What does the Law say?
We don’t want to make this post about the law. And the writer of this post is not a lawyer (so disclaimer here, I am NOT a lawyer), so you are warned up front. However, we want to say something that makes sense and clarifies what we mean with an illegal intellectual property claim.
There is a thing called the first sale doctrine. What that means is this: The first sale doctrine (which is codified in US law) provides “that an individual who knowingly purchases a copy of a copyrighted work from the copyright holder receives the right to sell, display or otherwise dispose of that particular copy, notwithstanding the interests of the copyright owner.” You can read all about it here at the website of the Department of Justice of the USA.
In laymen’s terms, if you buy something from a manufacturer or brand owner and you want to sell it on Amazon, if it doesn’t violate the rules of Amazon and if you are not gated for that product, you are allowed to sell that product on Amazon.

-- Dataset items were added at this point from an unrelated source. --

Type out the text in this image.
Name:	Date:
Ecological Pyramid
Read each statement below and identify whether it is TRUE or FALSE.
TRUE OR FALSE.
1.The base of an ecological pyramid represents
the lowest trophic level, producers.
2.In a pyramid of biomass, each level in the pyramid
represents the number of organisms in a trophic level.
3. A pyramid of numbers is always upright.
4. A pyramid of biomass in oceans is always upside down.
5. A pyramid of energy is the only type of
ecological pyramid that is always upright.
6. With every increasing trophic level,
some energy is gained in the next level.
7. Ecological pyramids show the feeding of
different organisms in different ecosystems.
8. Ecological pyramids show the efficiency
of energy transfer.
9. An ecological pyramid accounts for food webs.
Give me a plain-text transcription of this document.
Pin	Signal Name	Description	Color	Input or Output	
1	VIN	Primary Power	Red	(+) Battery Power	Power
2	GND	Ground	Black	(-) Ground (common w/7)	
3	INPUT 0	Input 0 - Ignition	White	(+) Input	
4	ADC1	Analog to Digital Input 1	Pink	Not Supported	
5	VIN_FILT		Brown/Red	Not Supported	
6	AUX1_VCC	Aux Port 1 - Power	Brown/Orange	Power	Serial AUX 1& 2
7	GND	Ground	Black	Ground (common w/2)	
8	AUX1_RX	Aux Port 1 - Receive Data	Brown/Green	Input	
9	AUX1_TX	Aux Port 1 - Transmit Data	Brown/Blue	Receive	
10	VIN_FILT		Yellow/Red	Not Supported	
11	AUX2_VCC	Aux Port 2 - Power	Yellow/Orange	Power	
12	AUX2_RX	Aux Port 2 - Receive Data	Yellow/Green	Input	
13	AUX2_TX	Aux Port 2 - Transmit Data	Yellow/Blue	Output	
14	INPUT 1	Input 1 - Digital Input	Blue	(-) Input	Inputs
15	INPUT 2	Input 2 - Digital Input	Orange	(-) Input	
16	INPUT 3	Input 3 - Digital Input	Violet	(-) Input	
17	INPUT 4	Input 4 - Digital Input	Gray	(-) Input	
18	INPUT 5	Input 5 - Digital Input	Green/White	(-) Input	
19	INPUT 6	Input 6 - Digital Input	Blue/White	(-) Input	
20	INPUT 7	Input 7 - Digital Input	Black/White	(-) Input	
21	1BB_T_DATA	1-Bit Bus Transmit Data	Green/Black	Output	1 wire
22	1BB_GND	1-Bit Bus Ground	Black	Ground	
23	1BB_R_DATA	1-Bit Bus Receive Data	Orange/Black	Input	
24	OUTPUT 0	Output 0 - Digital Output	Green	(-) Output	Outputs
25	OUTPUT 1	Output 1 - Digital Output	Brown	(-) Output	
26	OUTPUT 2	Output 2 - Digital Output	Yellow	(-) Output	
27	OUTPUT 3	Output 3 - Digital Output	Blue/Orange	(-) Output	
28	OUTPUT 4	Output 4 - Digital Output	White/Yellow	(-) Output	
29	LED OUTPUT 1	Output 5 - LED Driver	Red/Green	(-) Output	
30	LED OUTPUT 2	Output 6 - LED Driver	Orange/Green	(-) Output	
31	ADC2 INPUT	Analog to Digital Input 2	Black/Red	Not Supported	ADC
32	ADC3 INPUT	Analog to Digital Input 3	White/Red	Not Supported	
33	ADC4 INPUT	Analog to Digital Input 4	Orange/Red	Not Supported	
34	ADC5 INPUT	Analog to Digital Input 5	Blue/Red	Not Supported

In that case, a brand owner or manufacturer that files an intellectual property claim with Amazon is violating the law. Period. (Again, disclaimer, not a lawyer here, but we can still read.)
So if you buy from a reputable distributor and you have an invoice, you should be totally fine and the strike on your account should disappear, right? Yeah, in an ideal world, yes. While Amazon support is usually pretty fast, when it comes to intellectual property claims, not so much. They really want to hear it from the horse’s mouth that the claim is invalid. In other words, you will have to convince the owner/brand/manufacturer that filed the complaint to withdraw the complaint and inform Amazon. And unfortunately, some only listen when you tell them you’ll sue them over their illegal claim.